Friday, February 18, 2005

Human Rights Worker Shot in Brazil

Brazil has sent 2000 troops into the Amazon rain forest to counter death squads blamed for killing an American nun and rural workers settled on land coveted by loggers and ranchers. US missionary Dorothy Stang, slain on Saturday by hired gunmen near the town of Anapu. Two rural workers have been killed near the town of Anapu, 400km from Belem, in the last four days. A union leader was shot dead by gunmen on a jungle road near Parauapebas in south-eastern Para on Tuesday.

The troops will work with local police for ten days in an effort to beef up protection. However, local activists say that the effort is too little, that President Luiz Inacio Lula da Silva only sent in the troops following world outrage at Stang's death and US pressure to find the killers.

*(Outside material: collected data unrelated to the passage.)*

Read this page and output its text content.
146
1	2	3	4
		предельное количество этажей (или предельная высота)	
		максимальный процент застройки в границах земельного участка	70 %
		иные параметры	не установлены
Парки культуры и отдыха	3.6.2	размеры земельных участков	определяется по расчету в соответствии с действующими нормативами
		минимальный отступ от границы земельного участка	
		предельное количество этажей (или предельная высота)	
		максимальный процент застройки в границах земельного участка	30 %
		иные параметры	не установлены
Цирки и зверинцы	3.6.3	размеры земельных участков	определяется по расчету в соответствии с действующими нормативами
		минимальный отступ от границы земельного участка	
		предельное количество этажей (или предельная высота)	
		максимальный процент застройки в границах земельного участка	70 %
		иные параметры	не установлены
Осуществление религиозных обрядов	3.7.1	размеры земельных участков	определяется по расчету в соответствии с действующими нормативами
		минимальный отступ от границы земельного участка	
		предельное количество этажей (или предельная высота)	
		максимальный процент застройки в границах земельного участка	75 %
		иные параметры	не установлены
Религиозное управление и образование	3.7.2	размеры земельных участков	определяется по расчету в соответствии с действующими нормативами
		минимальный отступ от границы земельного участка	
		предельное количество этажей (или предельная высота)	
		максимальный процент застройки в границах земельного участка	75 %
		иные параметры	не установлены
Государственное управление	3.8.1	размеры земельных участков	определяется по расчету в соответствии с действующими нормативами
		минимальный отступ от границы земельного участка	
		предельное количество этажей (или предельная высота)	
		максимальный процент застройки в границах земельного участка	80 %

"The day they leave, it'll go back to normal," said Tomas Balduino, president of the Pastoral Land Commission (CPT), a Catholic human rights group Stang worked with.

The violence has been going on for decades as loggers and ranchers have tried to drive off settlers on the land. The problem has been aggravated by a program that promises to settle 400,000 landless families by 2006. Those pledges encouraged peasants to occupy areas and lobby for land to be demarcated as reserves. Stang helped them.

The province of Para, an area twice the size of France, has Brazil's worst rural violence, slave labor and illegal logging. Hundreds have people have been killed in the last two decades while few people are ever punished for crimes.